夜、弟がわたしが飛び降り自殺しようとしているのを聞いて、彼も真似しようとする。まだほんの小さな子供だ。羽交い締めで止める。ベランダが続いているリビングでは父親が帰宅して家族の団欒。煮魚の匂い。わたしはそんなことしている場合かと叫ぶ。目が血走っているのがわかる。こんな風に芝居でも睨めればいいのに。
あの人はいつもクラスの一番左端の席で音楽を聴いている。それはわたしの父親でもある(先ほどとは別人だ)。今日は水曜日で不動産屋で働くわたしは休日だ。弟は母親にべったりしている。彼にわたしはヴョルン・アンドセレンの出てくる映画は全部観ました、おすすめの映画はありますかと訊ねる。それは媚びを大いに含んでいる。
彼は僕はあまり映画は観なくて音楽を聴きますと答える。DVDですか、それならわたしもよく観ていますと言うと、僕はビデオを観るんだよと言う。ビデオかあ、実家にビデオデッキがあるかもしれないと言うと、彼は声を顰めて使わなくても聴く方法があると言う。最後の方は口を動かすだけになっている。机の上に眉墨が置いてある。たしかに彼は濃く眉毛を書いている。

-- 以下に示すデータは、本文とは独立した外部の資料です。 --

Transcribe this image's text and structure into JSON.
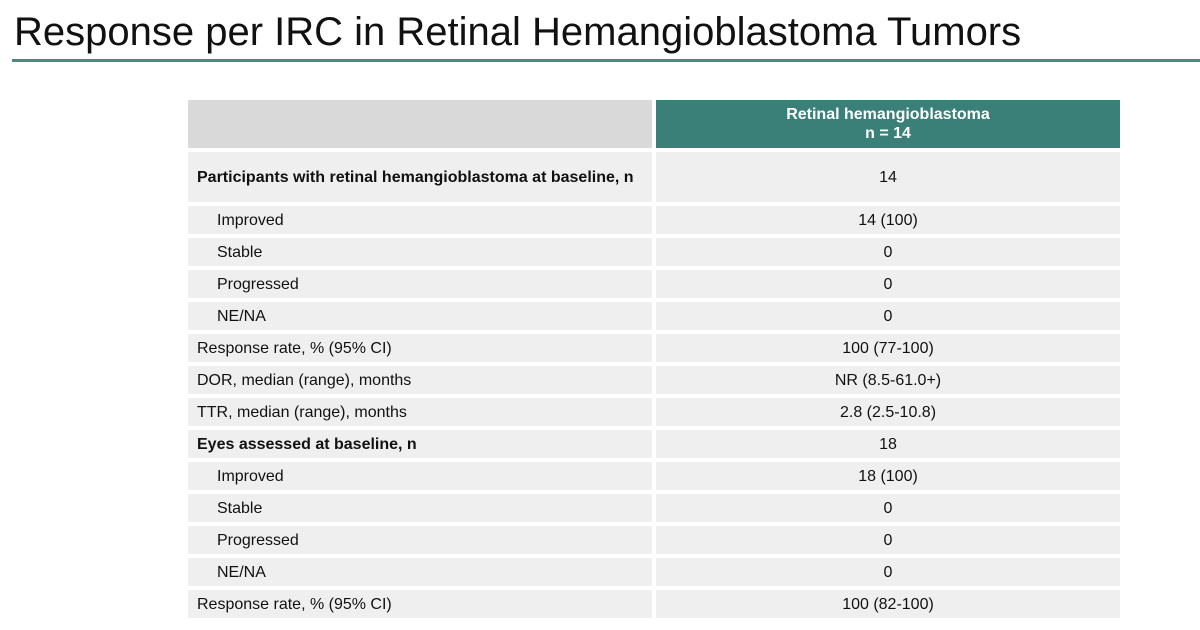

彼はイヤホンを貸してくれる。音楽が流れる。なにかのライブだ。歌詞はなく曲は短く、最後に男が物販があることを告げる声まで録画されている。わたしの好みではない。彼に昔のライブはこんなところまで録音されているんですねと答える。彼は満足そうな顔をする。

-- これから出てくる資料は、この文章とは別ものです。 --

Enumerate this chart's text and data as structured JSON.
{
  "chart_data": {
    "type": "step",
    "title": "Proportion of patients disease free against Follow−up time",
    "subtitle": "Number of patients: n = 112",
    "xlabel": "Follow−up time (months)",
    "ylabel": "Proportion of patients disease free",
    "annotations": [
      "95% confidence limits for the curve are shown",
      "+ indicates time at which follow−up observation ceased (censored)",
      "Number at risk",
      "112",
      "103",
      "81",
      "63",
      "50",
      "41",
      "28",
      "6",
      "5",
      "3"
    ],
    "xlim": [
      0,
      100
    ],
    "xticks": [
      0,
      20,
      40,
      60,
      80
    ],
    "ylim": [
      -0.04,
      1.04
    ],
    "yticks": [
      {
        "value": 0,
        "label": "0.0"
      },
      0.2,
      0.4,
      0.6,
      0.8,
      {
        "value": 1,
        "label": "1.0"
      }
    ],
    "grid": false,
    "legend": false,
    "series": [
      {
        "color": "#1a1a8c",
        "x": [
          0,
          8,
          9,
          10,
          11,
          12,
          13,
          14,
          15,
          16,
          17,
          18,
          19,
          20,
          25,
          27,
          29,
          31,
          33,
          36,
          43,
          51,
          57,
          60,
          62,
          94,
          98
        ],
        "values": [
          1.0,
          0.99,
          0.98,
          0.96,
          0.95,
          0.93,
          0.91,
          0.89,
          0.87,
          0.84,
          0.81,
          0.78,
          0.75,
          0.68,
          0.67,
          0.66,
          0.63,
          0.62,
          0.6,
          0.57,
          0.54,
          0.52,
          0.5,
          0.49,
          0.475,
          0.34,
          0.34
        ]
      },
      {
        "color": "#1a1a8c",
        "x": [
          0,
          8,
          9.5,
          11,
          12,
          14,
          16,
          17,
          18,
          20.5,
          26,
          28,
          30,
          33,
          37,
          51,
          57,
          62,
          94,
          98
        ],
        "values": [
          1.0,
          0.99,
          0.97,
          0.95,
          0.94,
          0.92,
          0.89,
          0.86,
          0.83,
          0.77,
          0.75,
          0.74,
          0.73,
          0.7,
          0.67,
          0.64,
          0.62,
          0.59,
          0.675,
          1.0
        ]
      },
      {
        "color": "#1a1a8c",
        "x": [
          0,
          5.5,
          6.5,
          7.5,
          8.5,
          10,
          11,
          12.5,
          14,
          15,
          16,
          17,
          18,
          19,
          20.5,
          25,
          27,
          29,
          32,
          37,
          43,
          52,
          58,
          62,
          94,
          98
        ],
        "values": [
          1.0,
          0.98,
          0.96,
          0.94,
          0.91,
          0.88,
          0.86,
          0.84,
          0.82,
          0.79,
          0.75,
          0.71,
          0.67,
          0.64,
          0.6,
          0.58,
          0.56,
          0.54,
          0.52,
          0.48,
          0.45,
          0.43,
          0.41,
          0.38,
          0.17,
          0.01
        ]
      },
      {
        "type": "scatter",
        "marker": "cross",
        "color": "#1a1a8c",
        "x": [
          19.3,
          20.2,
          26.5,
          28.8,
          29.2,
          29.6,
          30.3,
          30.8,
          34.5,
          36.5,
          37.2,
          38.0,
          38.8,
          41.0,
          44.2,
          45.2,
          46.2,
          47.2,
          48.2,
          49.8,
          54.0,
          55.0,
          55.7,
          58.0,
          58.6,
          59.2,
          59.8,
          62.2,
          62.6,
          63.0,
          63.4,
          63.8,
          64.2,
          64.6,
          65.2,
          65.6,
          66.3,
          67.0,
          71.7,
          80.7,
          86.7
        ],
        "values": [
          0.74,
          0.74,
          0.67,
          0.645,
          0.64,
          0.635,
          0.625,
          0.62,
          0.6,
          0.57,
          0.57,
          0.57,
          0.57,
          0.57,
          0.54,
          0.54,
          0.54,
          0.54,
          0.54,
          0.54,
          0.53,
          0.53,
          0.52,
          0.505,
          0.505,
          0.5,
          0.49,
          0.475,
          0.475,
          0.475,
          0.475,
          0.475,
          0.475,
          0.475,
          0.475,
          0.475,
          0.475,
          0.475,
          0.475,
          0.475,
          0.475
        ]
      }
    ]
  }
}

突然彼の席の真横の扉が開いて、着飾った女たちがなだれ込んでくる。宝塚の客だ。わたしはどんなに美しくしていても振る舞いが美しくなければ、と彼女たちに聞こえるように言う。
彼のことが好きになる。二十歳ほども年齢が離れているのに。彼の弛んだ腹を想像する。好きな人ができたとツイートしようか考えて、やめる。